Conservative New York Times political columnist David Brooks told members of the Twin Cities business and financial community that he sees no political solution to the looming fiscal crisis brought on by the growing federal deficit.
“We are in the middle of a weird economic moment,” caused by ballooning personal debt that has been “transferred into public debt,” he said last Thursday while addressing a joint Minneapolis meeting of the Chartered Financial Analysts and the Association for Corporate Growth’s Minnesota Chapter.
Pointing to a debt-to-GDP ratio exceeding 80 percent, “which is unprecedented in peacetime,” Brooks projected that interest on the debt would reach $800 billion by 2018. “That’s just unaffordable … I see no way we have a commission or Congress or anyone else who can agree on the tax increases and spending cuts required to head off that kind of fiscal crisis. There’s just no exit there.”
Personal debt remained stable at about 45 percent of GDP for most of the postwar period, Brooks said, but started rising in the 1980s, reaching more than 140 percent of GDP, which “helped contribute to the collapse” of the economy. Subsequent federal bailouts and stimulus moves then added to the deficit.
Brooks both criticized President Obama and gave him credit, saying he is exacerbating the problem by “spending too much … though he’s been more responsible than other administrations.”
Asked if he thought Obama might win a second term, Brooks gave an unhesitating “Yes.” While predicting that “Republicans will do extraordinarily well in November,” he said “the Republican Party has trouble reconnecting with the American people and Obama’s quite a good politician, so assuming the economy recovers, I won’t be surprised if he wins.”

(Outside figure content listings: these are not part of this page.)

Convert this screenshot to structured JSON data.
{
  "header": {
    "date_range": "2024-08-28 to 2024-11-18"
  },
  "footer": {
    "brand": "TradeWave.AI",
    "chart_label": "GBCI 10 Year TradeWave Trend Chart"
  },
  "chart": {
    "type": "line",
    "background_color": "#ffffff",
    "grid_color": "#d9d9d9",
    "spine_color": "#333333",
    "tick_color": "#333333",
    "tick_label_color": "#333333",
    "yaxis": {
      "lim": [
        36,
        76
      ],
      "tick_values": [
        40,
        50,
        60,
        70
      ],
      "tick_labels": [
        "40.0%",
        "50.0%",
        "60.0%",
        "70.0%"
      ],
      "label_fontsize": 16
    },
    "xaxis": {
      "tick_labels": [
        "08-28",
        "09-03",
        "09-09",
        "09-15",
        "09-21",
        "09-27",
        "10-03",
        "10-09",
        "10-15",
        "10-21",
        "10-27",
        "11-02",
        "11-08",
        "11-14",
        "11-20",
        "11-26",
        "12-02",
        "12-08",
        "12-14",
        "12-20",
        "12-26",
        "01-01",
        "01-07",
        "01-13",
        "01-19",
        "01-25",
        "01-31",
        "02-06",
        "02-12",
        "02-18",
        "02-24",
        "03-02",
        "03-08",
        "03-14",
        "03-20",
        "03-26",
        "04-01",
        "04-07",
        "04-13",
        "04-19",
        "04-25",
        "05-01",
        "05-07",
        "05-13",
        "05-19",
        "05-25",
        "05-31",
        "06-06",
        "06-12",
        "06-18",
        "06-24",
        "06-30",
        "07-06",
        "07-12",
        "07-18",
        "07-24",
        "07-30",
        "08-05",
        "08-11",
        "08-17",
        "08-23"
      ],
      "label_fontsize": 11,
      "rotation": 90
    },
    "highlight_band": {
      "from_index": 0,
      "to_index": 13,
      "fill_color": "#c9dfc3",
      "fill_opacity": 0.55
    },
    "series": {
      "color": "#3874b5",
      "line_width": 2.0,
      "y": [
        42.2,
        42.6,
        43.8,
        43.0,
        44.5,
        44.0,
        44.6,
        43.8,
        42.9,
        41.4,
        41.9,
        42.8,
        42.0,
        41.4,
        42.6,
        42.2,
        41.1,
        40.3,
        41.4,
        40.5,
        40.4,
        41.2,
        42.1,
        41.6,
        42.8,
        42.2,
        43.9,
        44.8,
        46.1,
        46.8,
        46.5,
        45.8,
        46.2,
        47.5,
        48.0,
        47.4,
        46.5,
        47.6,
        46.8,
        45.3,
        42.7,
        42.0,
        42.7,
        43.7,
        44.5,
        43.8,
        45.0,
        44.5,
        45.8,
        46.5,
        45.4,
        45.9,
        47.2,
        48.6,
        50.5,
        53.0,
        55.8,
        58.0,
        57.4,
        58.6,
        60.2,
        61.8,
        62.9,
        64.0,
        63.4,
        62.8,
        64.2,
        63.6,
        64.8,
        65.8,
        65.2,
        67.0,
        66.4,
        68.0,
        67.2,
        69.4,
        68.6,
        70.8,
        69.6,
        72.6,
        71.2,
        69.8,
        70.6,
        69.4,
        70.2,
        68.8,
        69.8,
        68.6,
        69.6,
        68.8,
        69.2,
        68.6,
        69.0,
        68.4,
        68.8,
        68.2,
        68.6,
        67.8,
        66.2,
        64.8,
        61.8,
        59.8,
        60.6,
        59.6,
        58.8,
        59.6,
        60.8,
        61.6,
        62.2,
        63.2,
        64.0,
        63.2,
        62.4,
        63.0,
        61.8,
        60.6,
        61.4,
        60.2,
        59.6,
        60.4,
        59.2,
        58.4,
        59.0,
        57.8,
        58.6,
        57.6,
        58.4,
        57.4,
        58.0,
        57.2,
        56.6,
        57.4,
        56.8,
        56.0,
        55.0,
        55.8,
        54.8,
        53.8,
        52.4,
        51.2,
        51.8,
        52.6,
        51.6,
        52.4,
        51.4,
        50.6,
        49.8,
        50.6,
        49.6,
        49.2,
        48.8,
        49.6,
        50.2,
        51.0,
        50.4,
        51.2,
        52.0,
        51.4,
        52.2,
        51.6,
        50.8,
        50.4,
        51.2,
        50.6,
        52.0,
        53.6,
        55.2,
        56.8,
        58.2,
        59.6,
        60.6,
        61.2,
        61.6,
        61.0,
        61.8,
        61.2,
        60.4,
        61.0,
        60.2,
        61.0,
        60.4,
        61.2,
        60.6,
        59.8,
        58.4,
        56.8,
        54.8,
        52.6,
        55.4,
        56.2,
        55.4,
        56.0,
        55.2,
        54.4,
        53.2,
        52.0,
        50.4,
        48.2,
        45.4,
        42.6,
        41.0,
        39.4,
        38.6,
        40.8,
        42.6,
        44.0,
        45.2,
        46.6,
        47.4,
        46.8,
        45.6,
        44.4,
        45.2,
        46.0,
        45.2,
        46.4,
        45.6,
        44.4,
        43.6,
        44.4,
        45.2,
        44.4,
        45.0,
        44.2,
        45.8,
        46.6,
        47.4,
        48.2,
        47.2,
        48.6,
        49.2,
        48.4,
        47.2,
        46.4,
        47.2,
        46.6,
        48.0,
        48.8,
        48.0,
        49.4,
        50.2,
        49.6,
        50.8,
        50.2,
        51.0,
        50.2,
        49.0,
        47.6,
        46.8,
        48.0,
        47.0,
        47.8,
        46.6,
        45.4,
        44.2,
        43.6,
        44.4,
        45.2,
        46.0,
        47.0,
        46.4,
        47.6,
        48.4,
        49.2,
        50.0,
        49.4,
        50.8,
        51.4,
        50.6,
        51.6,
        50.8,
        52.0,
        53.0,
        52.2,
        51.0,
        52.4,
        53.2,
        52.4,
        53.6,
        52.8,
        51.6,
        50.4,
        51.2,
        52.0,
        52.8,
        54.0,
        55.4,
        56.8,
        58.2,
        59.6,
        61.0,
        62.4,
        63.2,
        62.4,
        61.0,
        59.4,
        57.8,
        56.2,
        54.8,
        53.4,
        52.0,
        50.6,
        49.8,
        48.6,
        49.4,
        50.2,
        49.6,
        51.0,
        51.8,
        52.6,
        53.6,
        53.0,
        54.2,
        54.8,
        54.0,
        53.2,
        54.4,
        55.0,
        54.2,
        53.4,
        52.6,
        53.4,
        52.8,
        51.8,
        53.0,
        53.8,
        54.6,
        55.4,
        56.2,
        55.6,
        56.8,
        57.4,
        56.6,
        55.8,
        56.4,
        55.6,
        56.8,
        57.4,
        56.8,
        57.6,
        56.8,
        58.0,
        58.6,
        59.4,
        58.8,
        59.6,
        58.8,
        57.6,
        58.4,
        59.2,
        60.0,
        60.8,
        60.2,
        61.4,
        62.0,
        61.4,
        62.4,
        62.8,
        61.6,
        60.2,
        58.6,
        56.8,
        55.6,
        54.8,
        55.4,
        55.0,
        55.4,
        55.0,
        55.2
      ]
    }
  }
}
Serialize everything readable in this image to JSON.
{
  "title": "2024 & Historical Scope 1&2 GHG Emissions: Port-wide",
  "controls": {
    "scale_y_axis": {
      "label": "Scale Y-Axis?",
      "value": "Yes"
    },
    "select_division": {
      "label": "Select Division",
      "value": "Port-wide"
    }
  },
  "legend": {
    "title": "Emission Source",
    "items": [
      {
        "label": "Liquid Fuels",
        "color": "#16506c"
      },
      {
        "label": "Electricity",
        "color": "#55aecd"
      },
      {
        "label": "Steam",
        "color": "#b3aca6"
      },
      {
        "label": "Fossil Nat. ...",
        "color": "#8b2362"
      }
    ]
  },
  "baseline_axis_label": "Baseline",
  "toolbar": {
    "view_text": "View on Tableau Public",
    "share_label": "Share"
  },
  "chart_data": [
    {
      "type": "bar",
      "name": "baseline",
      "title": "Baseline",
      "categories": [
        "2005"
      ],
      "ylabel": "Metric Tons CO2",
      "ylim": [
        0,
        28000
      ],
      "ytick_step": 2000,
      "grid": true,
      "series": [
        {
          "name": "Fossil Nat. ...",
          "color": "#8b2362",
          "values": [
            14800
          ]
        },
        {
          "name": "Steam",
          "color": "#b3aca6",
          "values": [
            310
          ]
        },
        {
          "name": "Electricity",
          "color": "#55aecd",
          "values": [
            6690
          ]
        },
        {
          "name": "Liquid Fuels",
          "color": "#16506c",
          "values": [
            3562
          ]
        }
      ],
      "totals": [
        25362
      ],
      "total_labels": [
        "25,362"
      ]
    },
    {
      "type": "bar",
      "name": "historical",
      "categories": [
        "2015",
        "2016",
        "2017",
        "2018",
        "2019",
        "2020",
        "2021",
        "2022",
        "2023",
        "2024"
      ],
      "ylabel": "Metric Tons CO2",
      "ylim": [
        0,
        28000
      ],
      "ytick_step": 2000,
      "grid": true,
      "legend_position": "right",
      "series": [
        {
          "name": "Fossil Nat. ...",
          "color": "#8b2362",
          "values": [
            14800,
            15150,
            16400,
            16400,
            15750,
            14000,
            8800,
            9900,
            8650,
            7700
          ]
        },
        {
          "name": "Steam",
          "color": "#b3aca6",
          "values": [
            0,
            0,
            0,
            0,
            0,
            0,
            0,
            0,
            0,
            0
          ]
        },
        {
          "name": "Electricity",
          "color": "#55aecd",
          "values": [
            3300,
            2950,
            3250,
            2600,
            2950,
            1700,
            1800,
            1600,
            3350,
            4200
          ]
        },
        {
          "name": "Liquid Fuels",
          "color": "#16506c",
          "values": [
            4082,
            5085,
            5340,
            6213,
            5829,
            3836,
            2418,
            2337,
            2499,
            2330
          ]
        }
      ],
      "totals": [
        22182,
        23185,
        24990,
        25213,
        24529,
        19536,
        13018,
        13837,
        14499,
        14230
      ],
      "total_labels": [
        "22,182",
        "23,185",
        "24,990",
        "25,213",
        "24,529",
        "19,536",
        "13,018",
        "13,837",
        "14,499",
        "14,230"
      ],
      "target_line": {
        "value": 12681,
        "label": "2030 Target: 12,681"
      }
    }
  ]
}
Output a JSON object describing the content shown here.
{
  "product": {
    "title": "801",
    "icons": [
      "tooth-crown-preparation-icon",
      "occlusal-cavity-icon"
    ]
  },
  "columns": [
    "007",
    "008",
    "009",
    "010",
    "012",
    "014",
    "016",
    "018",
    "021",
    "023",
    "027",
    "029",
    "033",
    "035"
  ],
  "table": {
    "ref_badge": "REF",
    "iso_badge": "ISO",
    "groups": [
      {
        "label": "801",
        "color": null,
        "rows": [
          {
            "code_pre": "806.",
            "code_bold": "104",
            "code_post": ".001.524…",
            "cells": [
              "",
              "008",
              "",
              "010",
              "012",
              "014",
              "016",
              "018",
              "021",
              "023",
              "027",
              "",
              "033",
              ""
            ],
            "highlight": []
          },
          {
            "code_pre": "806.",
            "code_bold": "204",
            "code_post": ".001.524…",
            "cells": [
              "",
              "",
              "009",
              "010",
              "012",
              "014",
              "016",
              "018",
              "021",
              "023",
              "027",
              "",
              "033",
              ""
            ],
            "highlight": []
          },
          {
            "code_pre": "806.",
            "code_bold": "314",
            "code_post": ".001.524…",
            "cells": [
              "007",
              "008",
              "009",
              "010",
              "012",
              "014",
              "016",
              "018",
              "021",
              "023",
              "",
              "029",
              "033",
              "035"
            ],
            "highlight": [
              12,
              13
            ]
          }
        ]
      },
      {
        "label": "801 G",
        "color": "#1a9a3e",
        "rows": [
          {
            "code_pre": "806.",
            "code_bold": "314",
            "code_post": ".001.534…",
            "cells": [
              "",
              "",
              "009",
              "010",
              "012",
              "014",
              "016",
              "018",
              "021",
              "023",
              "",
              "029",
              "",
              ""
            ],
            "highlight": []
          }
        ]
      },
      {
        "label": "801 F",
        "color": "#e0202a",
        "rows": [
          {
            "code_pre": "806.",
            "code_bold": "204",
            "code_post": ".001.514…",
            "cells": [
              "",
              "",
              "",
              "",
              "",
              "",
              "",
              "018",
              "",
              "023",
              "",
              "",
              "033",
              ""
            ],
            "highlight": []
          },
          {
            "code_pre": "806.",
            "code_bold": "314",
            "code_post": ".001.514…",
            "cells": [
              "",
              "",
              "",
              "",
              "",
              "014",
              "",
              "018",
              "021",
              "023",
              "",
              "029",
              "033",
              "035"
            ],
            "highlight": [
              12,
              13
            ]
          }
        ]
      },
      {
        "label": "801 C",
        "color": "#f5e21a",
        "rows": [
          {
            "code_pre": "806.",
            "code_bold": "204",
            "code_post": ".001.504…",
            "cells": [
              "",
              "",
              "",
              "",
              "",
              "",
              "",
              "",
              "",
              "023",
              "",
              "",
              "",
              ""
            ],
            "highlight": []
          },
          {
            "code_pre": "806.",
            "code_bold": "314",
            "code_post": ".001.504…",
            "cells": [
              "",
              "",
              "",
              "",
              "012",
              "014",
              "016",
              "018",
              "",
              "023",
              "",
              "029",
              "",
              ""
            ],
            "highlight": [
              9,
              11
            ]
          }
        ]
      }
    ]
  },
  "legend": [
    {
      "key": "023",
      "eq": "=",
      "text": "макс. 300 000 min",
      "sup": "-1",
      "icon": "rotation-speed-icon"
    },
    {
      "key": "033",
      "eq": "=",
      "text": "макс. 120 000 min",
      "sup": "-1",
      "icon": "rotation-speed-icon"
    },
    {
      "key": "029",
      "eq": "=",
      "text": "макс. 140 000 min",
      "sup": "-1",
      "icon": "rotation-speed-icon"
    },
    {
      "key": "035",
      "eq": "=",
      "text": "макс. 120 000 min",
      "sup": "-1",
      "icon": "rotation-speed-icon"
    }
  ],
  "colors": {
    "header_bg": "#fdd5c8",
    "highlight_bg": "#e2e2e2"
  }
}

Brooks, who described Obama as intellectual, perceptive and self-controlled, said the president’s “core trait” is his self-confidence, making the president comfortable with vigorous policy debates among his staff, in contrast to the previous administration, which he described as unwilling to challenge former president Bush.
The columnist said this self-confidence also has led the Obama team to believe they can win support by the power of argument and persuasion and has caused them to misread the mood of the public.
The Tea Party movement, which he called “an authentic populist movement,” poses the first potential third-party movement of significance in his lifetime “because … it’s so powerful and it’s pretty anti-Republican as well as being anti-Democratic,” he said.
Saying he is optimistic about America despite its challenges, Brooks advised the audience, “If you want to feel good about the country, you have to look beyond Washington … look at people under 30. They’re an incredibly wholesome and responsible generation.”
He also cited what he termed “moral materialism” as a source of the energy and innovation in the country “which makes us so dynamic.”
Speaking with the timing of a standup comic, Brooks warmed up the audience of 450 by calling on his Minnesota connections.
The conservative Brooks recalled growing up in Greenwich Village with his “leftist hippie-ish parents,” where a big Hubert Humphrey poster hung in his bedroom as “evidence of a disturbed background.”
He acknowledged the success of New York Times colleague Tom Friedman, a bestselling author and two-time Pulitzer Prize winner who is a St. Louis Park native, as “one source of deep Minnesota anguish.” He recalled being chided by his son, who pointed to the neighboring Friedman’s larger house near Washington and saying, “Same job, Dad, same job.”
Recognizing former Minnesota Gov. Wendell Anderson in the audience, Brooks then complimented Minnesota’s political culture, pointing out “it’s not generally nice people who come to Washington. But Minnesota has sent tremendously nice and modest people to Washington … with a few exceptions.”
Brooks described meeting his future wife and Minnesota native, Sarah, as “a girl from Ottertail” who went on to work for former Minnesota Sen. David Durenberger. Brooks recalled Durenberger advising him: ‘You should be a moderate Republican. That’s the wave of the future.’ ”
The columnist then dryly commented: “Thanks, Dave. Really good advice!”
The name of one of the sponsoring organizations originally was listed incorrectly. It should have been the Association for Corporate Growth’s Minnesota Chapter.